Bir kişinin kendisini iyi hissedeceğine inanmasının, gerçekten iyileşme sürecini hızlandırabileceğini ifade eden Prof. Dr. Tarhan, negatif beklentinin de beyinde karşılığının bulduğunu ve bir kişi kötü bir şey olacak diye beklerse, beklentilerinin kurbanı olabildiğini de dile getirdi.
UMUTSUZLUĞU SONRADAN ÖĞRENİYORUZ…Umudun duygusal inançlardan biri olduğunu, kişinin yaşam ilkesi olarak umudu seçmesi ve bunu bir ego idaresi olarak benimsemesi gerektiğini kaydeden Prof. Dr. Tarhan, “Umudu duygusal bir inanç olarak seçen kişi, her durumda pozitif bir seçeneği düşünür. Çocuklar doğar doğmaz umut duygusuna sahiptir; her şeyin mümkün olduğunu düşünürler ve hiçbir şeyden çekinmezler. Umutsuzluğu ise sonradan öğreniriz ve bu öğrenilen şey değiştirilebilir. Ümitsizlik ise baskıcı ve otoriter kültürlerde yaygındır. Bu kültürlerde insanlar, her şeyi bir lidere veya kutsal gördükleri kişilere havale ederler ve kendileri düşünmezler. Oysa, umudun olması için özgür düşüncenin ve sorgulamanın olması gerekir.” dedi.
Umudun, insanda mücadele gücü oluşturduğuna işaret eden Prof. Dr. Tarhan, şunları dile getirdi:
“Tarihte, herkesin ümidi kestiği zamanlarda bile, lider umudu kaybetmediği için toplumlar ayağa kalkmıştır. İstiklal Savaşı’nda da bu durum böyleydi. Mesela, Denizli Müftüsü Nusret Efendi, İzmir işgal edildiğinde halkı toplayarak onlara her birinin bir taş almasını ve bu taşları İzmir’e doğru atmalarını söyledi. Bu, psikolojik bir mukavemet örneğidir. Yavuz Sultan Selim, sefere giderken ‘Sefer bizden, zafer Allah’tan’ diyordu. Mustafa Kemal Atatürk ise İstiklal Savaşı’nda “Ya istiklal ya ölüm” diyerek umudu diri tutuyordu. Bu tür ifadeler, insanlara mücadele gücü verir ve yön gösterir. Umut, güçlü bir duygusal inanç olarak, insanın hayatında olumlu sonuçlar alma konusunda güçlü bir motivasyon sağlıyor. Güçlü bir duygu varsa, beyin o yönde çalışır ve bir çıkış yolu bulur. Umudu yüksek tutmak, başarıyı getirir. Thomas Edison, 67 yaşındayken laboratuvarı yandığında, ‘Bütün hatalarımız yandı’ diyerek umudunu korumuş ve üç hafta sonra ses kayıt cihazını bulmuştur.”

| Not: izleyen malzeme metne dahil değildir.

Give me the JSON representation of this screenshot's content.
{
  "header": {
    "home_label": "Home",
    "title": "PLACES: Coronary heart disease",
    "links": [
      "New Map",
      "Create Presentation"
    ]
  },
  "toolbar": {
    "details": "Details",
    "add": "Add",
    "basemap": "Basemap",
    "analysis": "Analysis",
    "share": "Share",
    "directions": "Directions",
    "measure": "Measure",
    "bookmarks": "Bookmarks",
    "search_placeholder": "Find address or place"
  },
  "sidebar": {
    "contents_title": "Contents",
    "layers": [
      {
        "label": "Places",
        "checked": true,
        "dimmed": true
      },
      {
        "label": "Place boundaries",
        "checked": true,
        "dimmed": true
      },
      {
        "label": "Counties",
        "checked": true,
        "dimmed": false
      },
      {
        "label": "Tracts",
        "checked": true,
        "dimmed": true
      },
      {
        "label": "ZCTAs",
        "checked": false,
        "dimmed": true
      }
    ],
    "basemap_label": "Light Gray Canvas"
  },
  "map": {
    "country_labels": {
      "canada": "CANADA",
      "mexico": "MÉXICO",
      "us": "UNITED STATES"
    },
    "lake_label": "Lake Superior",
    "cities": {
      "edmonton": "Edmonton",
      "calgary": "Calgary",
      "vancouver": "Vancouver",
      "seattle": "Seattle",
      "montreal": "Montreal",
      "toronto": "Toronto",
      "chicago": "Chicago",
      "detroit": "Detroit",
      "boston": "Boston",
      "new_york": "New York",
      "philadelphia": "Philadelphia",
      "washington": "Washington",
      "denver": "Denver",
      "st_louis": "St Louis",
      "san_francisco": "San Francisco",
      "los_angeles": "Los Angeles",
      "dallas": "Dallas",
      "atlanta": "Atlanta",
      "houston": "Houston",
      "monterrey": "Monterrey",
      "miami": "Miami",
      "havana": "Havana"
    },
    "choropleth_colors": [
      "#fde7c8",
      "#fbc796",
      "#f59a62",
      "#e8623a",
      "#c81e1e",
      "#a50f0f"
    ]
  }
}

Ümidi ayakta tutmanın başarıyı ortaya çıkardığını kaydeden Prof. Dr. Tarhan, “Umut, olaylara pozitif anlam yükleyerek, gidişatı olumlu yönde değiştirebilir. Bu, yaratılıştan gelen gizli bir psikoloji yasasıdır, yani kendini gerçekleştiren kehanet yasasıdır. Umutlu insanlar, hedeflerine ulaşmak için daha enerjik ve canlıdırlar ve pozitif etkileme güçleri vardır. Bu, beden dillerine de yansır.” şeklinde sözlerini tamamladı.